Retirement in my early-50’s hasn’t dimmed my outlook or diminished my enthusiasm, but distance has sharpened my perspective on how the legal profession has changed. For those now entering it, career satisfaction seems to be more and more elusive. The reasons become clearer to me every day.

Even more importantly, they have a universal application that goes far beyond the law.

More about that in the days ahead.

PUZZLE PIECES

Connections are not always obvious.

In a single 24-hour period last week, two seemingly unrelated articles appeared in national publications. They addressed opposite ends of the legal profession’s pipeline: entry and exit.

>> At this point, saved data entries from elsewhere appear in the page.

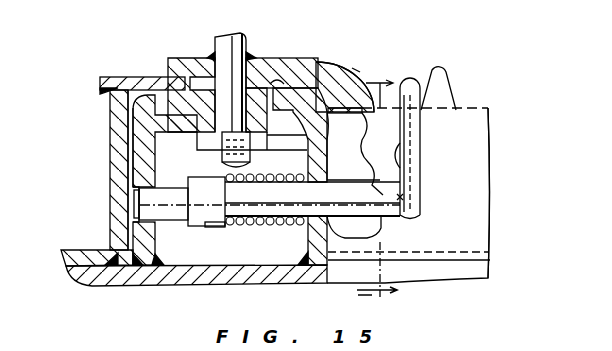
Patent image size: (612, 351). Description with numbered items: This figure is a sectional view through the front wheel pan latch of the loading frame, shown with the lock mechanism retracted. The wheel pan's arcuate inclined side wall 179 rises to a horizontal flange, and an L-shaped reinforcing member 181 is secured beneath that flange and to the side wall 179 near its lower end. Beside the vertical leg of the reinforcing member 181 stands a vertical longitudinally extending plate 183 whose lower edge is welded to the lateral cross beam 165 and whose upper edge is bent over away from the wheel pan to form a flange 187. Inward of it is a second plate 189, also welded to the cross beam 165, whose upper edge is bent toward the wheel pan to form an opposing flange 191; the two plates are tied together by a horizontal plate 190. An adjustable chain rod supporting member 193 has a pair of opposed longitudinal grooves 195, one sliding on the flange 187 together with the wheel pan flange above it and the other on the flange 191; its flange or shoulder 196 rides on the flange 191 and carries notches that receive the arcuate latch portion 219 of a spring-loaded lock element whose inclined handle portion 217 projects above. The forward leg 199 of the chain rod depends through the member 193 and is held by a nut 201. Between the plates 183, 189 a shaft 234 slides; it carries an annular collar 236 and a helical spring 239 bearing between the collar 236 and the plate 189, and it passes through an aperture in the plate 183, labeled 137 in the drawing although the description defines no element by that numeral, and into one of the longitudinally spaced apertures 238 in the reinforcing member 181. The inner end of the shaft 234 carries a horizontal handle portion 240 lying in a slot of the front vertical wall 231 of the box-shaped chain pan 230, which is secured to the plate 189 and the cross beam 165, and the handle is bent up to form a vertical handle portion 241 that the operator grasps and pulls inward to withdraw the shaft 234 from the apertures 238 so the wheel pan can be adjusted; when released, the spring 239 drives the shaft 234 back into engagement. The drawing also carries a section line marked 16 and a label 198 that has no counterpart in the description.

The inclined side wall 179 is at (103, 77).
The L shaped reinforcing member 181 is at (88, 250).
The lateral cross beam 165 is at (113, 287).
The longitudinally spaced apertures 238 is at (130, 186).
The flange 187 is at (158, 92).
The vertical longitudinally extending plate 183 is at (155, 250).
The plunger bore 137 is at (150, 185).
The block 198 is at (170, 58).
The longitudinal grooves 195 is at (172, 62).
The nut 201 is at (253, 155).
The forward leg 199 is at (252, 58).
The adjustable chain rod supporting member 193 is at (260, 72).
The flange or shoulder 196 is at (300, 58).
The flange 191 is at (347, 54).
The arcuate latch portion 219 is at (360, 67).
The section line 16- 16 is at (394, 82).
The chain pan 230 is at (489, 220).
The second plate 189 is at (328, 160).
The front vertical wall 231 is at (489, 192).
The horizontal plate 190 is at (178, 177).
The shaft 234 is at (158, 226).
The annular collar 236 is at (217, 226).
The horizontal handle portion 240 is at (421, 188).
The helical spring 239 is at (255, 226).
The vertical handle portion 241 is at (418, 132).
The inclined handle portion 217 is at (445, 80).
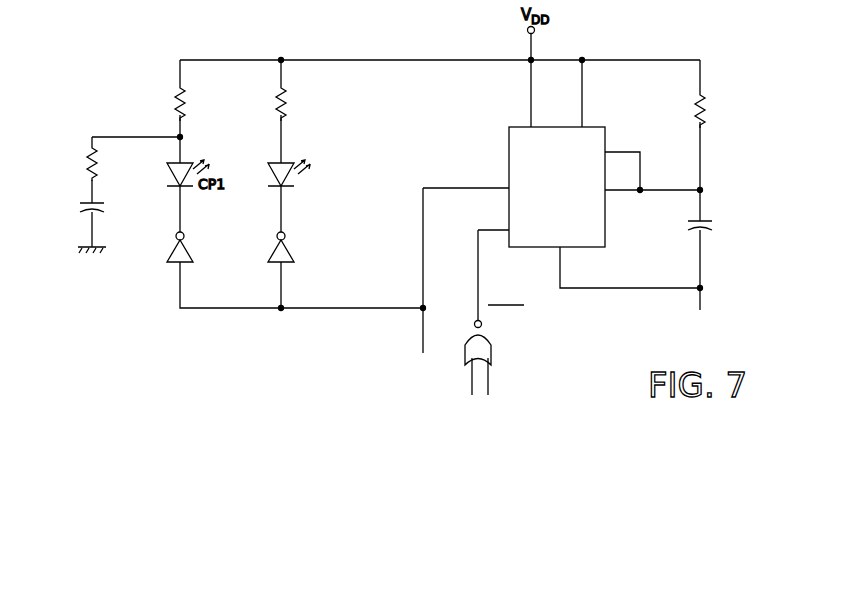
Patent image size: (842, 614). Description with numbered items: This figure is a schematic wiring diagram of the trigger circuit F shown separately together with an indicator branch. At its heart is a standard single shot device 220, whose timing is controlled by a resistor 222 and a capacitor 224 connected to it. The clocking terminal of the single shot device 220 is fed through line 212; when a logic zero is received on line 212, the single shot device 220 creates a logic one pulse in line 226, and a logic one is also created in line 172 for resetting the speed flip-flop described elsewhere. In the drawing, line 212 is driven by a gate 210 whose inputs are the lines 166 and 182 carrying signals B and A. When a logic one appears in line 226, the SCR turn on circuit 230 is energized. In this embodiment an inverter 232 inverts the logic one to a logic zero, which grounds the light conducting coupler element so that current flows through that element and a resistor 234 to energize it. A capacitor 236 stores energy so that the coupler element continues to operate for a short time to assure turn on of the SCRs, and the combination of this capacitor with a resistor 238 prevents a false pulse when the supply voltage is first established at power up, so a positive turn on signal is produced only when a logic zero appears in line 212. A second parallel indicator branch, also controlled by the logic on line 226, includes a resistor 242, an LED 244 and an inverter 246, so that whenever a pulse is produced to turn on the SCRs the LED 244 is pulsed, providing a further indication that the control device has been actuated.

The resistor 234 is at (174, 88).
The resistor 238 is at (88, 160).
The capacitor 236 is at (80, 209).
The inverter 232 is at (190, 256).
The SCR turn on circuit 230 is at (173, 325).
The resistor 242 is at (283, 103).
The LED 244 is at (286, 173).
The inverter 246 is at (290, 253).
The line 226 is at (448, 188).
The single shot device 220 is at (509, 141).
The resistor 222 is at (705, 112).
The capacitor 224 is at (714, 226).
The line 212 is at (480, 276).
The NOR gate 210 is at (488, 344).
The signal line B 166 is at (470, 373).
The signal line A 182 is at (492, 377).
The line 172 is at (422, 336).
The trigger circuit F is at (726, 38).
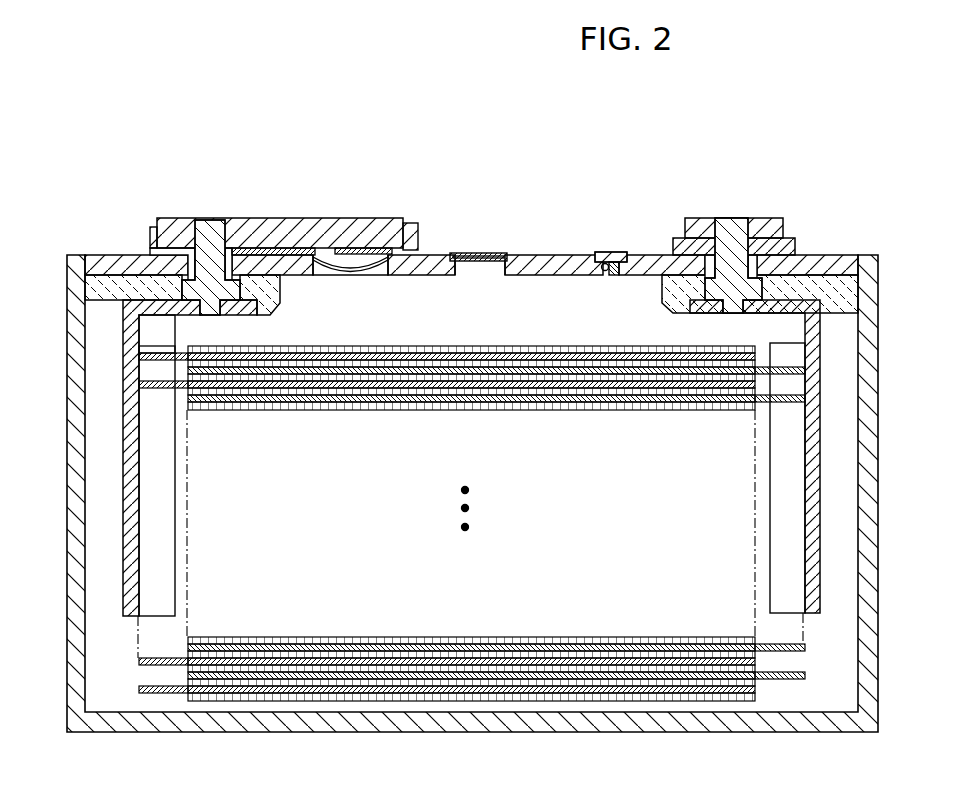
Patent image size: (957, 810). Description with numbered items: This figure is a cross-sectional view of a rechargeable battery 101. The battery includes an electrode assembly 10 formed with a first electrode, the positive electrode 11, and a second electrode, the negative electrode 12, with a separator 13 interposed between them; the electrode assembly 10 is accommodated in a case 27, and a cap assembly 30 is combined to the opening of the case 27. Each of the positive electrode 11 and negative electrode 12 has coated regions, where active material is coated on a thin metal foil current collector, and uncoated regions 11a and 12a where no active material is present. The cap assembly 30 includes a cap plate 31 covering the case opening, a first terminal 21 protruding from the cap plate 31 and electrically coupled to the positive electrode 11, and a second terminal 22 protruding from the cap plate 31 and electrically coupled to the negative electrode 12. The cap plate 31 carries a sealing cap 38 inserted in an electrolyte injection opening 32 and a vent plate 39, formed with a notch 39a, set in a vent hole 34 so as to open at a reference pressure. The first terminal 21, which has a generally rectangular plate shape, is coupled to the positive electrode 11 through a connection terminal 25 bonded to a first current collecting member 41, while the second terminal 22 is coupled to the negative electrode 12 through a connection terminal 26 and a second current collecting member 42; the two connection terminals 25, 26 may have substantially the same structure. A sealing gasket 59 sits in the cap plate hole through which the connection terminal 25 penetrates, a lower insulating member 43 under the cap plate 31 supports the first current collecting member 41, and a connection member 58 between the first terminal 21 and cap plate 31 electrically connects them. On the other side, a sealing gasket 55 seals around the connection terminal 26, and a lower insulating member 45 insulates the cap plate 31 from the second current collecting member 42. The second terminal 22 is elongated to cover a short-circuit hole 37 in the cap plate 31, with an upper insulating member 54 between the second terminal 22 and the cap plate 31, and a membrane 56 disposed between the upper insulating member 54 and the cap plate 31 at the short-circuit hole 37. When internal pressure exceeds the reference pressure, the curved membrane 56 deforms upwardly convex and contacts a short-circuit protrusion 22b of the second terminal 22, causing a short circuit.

The rechargeable battery 101 is at (495, 105).
The electrode assembly 10 is at (470, 564).
The first electrode (positive electrode) 11 is at (662, 680).
The uncoated region of the positive electrode 11a is at (783, 680).
The second electrode (negative electrode) 12 is at (277, 693).
The uncoated region of the negative electrode 12a is at (150, 697).
The separator 13 is at (475, 668).
The first terminal 21 is at (765, 226).
The second terminal 22 is at (176, 226).
The short-circuit protrusion 22b is at (328, 270).
The connection terminal 25 is at (735, 228).
The connection terminal 26 is at (210, 232).
The case 27 is at (868, 530).
The cap assembly 30 is at (440, 256).
The cap plate 31 is at (838, 258).
The electrolyte injection opening 32 is at (607, 271).
The vent hole 34 is at (477, 276).
The short-circuit hole 37 is at (327, 262).
The sealing cap 38 is at (607, 252).
The vent plate 39 is at (503, 254).
The notch 39a is at (478, 253).
The first current collecting member 41 is at (820, 412).
The second current collecting member 42 is at (130, 368).
The lower insulating member 43 is at (840, 294).
The lower insulating member 45 is at (100, 290).
The upper insulating member 54 is at (415, 226).
The sealing gasket 55 is at (157, 266).
The membrane 56 is at (362, 256).
The connection member 58 is at (795, 250).
The sealing gasket 59 is at (712, 266).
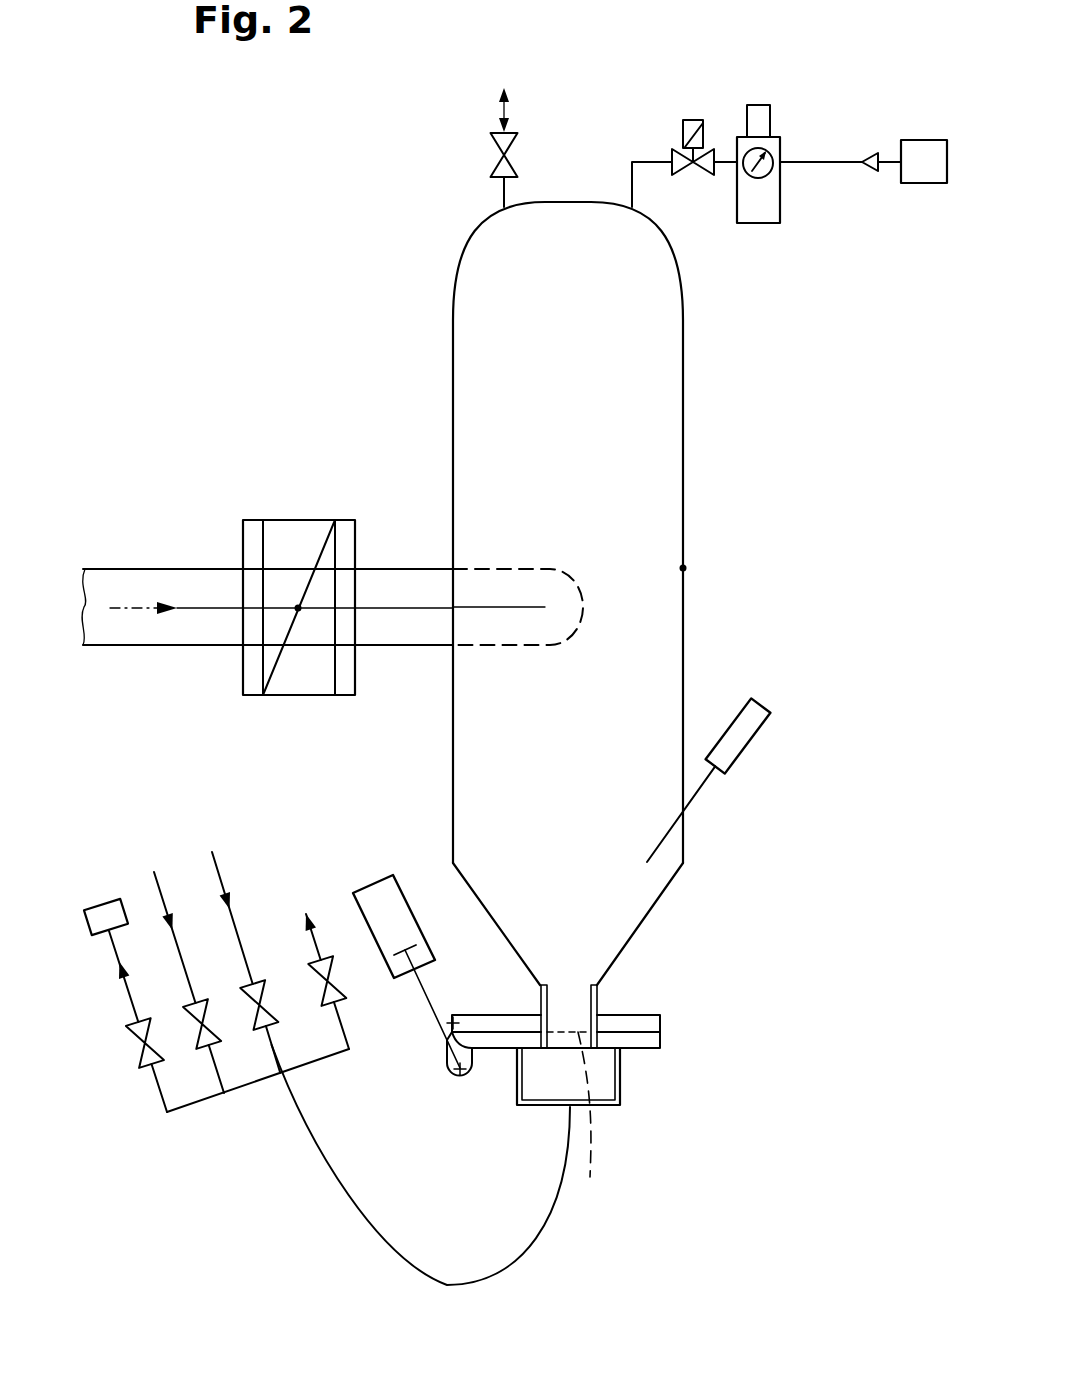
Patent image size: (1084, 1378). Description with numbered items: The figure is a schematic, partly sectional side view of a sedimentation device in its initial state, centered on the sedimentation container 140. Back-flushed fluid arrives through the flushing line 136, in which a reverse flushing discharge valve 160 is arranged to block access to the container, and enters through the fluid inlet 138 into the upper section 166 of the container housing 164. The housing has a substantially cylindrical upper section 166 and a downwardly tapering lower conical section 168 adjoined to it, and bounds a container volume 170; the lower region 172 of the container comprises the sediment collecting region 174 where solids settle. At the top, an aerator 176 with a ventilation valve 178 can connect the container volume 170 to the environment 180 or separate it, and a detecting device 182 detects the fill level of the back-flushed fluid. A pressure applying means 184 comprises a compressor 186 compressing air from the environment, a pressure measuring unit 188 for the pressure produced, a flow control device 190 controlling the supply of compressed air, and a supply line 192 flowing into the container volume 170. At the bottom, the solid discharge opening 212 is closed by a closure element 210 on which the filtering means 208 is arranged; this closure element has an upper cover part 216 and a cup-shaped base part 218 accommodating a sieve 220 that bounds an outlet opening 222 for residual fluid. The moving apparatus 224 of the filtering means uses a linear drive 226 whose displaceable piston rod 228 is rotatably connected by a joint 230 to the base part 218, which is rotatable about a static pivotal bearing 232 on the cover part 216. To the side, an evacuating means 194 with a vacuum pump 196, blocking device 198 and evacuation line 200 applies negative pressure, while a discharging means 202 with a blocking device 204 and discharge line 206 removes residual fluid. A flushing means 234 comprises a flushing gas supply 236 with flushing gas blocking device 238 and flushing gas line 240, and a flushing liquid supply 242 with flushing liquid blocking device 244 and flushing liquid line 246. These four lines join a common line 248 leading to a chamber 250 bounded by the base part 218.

The flushing line 136 is at (130, 569).
The fluid inlet 138 is at (570, 574).
The sedimentation container 140 is at (693, 398).
The reverse flushing discharge valve 160 is at (285, 540).
The container housing 164 is at (688, 568).
The upper section 166 is at (683, 458).
The lower conical section 168 is at (670, 890).
The container volume 170 is at (590, 358).
The lower region 172 is at (480, 778).
The sediment collecting region 174 is at (589, 937).
The aerator 176 is at (458, 108).
The ventilation valve 178 is at (490, 163).
The environment 180 is at (525, 82).
The detecting device 182 is at (763, 740).
The pressure applying means 184 is at (838, 120).
The compressor 186 is at (925, 183).
The pressure measuring unit 188 is at (780, 197).
The flow control device 190 is at (693, 125).
The supply line 192 is at (632, 160).
The evacuating means 194 is at (102, 1163).
The vacuum pump 196 is at (95, 900).
The blocking device 198 is at (137, 1058).
The evacuation line 200 is at (166, 1112).
The discharging means 202 is at (326, 937).
The blocking device 204 is at (337, 975).
The discharge line 206 is at (343, 1050).
The filtering means 208 is at (570, 1030).
The closure element 210 is at (637, 1083).
The solid discharge opening 212 is at (590, 988).
The cover part 216 is at (660, 1020).
The base part 218 is at (612, 1106).
The sieve 220 is at (594, 1121).
The outlet opening 222 is at (553, 1007).
The moving apparatus 224 is at (380, 875).
The linear drive 226 is at (410, 908).
The piston rod 228 is at (437, 1022).
The joint 230 is at (460, 1078).
The pivotal bearing 232 is at (454, 1013).
The flushing means 234 is at (181, 859).
The flushing gas supply 236 is at (231, 848).
The flushing gas blocking device 238 is at (267, 1000).
The flushing gas line 240 is at (275, 1065).
The flushing liquid supply 242 is at (147, 889).
The flushing liquid blocking device 244 is at (212, 1018).
The flushing liquid line 246 is at (217, 1085).
The common line 248 is at (367, 1247).
The chamber 250 is at (575, 1093).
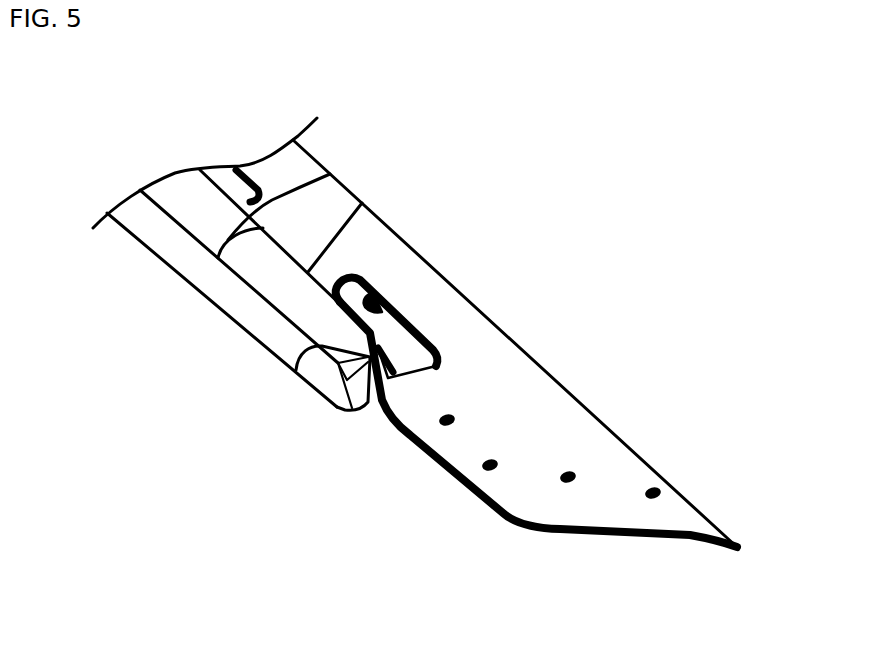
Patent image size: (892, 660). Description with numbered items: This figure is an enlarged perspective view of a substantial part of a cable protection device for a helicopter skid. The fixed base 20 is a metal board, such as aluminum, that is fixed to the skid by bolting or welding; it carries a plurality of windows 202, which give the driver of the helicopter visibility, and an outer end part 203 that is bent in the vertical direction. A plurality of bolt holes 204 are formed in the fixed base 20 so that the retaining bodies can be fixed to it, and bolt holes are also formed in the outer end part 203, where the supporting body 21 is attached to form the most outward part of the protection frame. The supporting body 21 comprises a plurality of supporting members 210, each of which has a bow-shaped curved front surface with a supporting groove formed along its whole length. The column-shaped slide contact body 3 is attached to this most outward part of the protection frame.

The slide contact body 3 is at (208, 302).
The fixed base 20 is at (603, 392).
The supporting body 21 is at (391, 176).
The supporting member 210 is at (330, 174).
The window 202 is at (365, 288).
The outer end part 203 is at (382, 312).
The bolt hole 204 is at (447, 420).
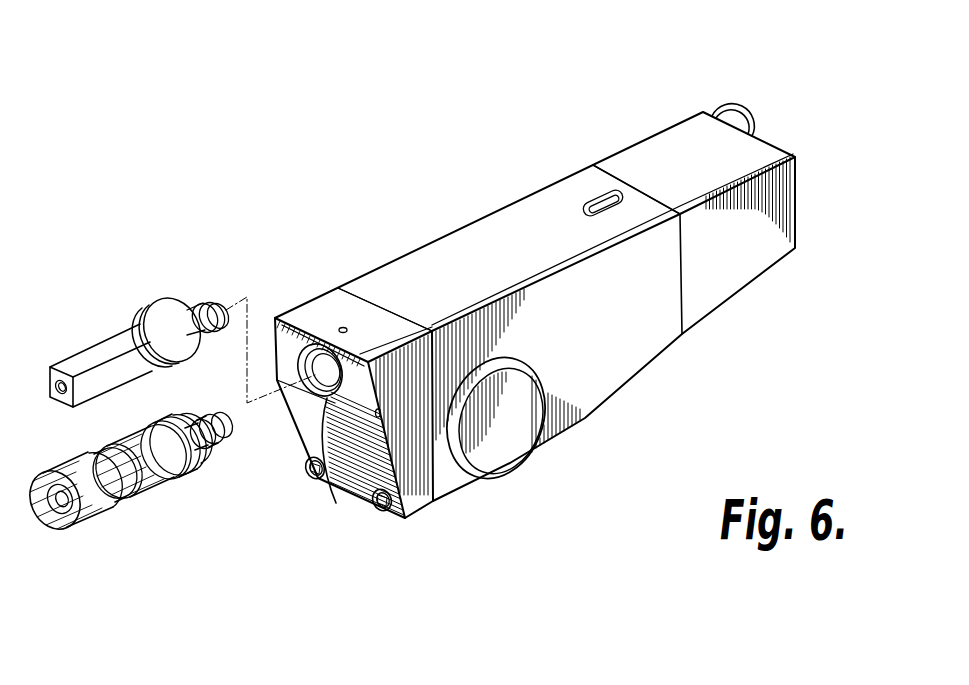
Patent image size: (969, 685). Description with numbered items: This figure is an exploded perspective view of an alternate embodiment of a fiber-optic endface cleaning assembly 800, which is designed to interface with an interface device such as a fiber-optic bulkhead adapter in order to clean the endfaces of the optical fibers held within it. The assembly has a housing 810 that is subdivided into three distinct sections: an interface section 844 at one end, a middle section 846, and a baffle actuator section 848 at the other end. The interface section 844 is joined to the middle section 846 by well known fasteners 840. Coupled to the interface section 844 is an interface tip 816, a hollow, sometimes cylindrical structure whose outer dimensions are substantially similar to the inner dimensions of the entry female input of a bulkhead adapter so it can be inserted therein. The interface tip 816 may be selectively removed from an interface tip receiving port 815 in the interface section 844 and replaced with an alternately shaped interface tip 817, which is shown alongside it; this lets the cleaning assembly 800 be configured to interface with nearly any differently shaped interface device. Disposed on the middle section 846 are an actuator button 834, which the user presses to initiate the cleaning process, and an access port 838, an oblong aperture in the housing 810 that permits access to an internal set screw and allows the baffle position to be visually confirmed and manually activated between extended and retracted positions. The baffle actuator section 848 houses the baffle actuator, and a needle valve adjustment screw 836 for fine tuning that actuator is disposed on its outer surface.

The fiber-optic endface cleaning assembly 800 is at (444, 99).
The housing 810 is at (647, 347).
The interface tip receiving port 815 is at (336, 503).
The interface tip 816 is at (96, 520).
The alternately shaped interface tip 817 is at (113, 345).
The actuator button 834 is at (527, 437).
The needle valve adjustment screw 836 is at (738, 101).
The access port 838 is at (598, 195).
The fasteners 840 is at (308, 473).
The interface section 844 is at (320, 305).
The middle section 846 is at (417, 252).
The baffle actuator section 848 is at (640, 138).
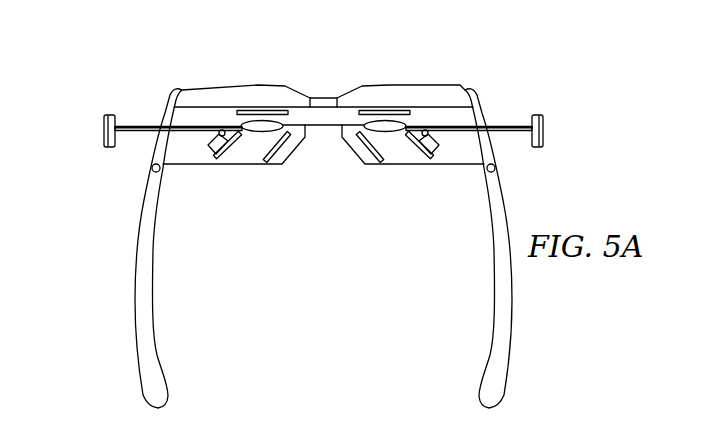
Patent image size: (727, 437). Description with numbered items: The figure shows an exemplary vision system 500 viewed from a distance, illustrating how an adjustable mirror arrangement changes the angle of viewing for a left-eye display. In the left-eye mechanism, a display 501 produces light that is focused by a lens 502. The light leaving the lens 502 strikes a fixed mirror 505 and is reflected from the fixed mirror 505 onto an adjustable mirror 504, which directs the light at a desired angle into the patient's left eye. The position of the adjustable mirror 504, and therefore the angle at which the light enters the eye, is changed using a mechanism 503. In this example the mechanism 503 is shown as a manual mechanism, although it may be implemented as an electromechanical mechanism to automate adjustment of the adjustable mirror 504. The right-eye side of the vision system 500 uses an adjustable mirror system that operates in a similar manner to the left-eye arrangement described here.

The vision system 500 is at (450, 61).
The display 501 is at (268, 128).
The lens 502 is at (273, 124).
The mechanism 503 is at (103, 127).
The adjustable mirror 504 is at (228, 157).
The fixed mirror 505 is at (283, 156).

An April 1, 2010 report in the New York Times, “At Law Firms, Reconsidering the Model for Associates’ Pay,” described a growing phenomenon that should interest all prospective lawyers and many others. The essential point: big law firms (where most graduates think they want to begin their legal careers) are looking for ways to pay their new associates less.

A day later, the April issue of the ABA Journal included “Not Done Yet: If 65 is the new 50, how will baby boomers remake retirement?” It described aging big firm attorneys who were approaching (or had already passed) the traditional retirement age.

In an upcoming series of posts, I’ll describe the profound connections between these two articles in the context of the profession’s recent trends. But before that, we’ll continue next time with some background information about me so readers can assess whether I have anything useful to offer them.

For starters, let me admit that for 30 years I was a litigator at a large law firm.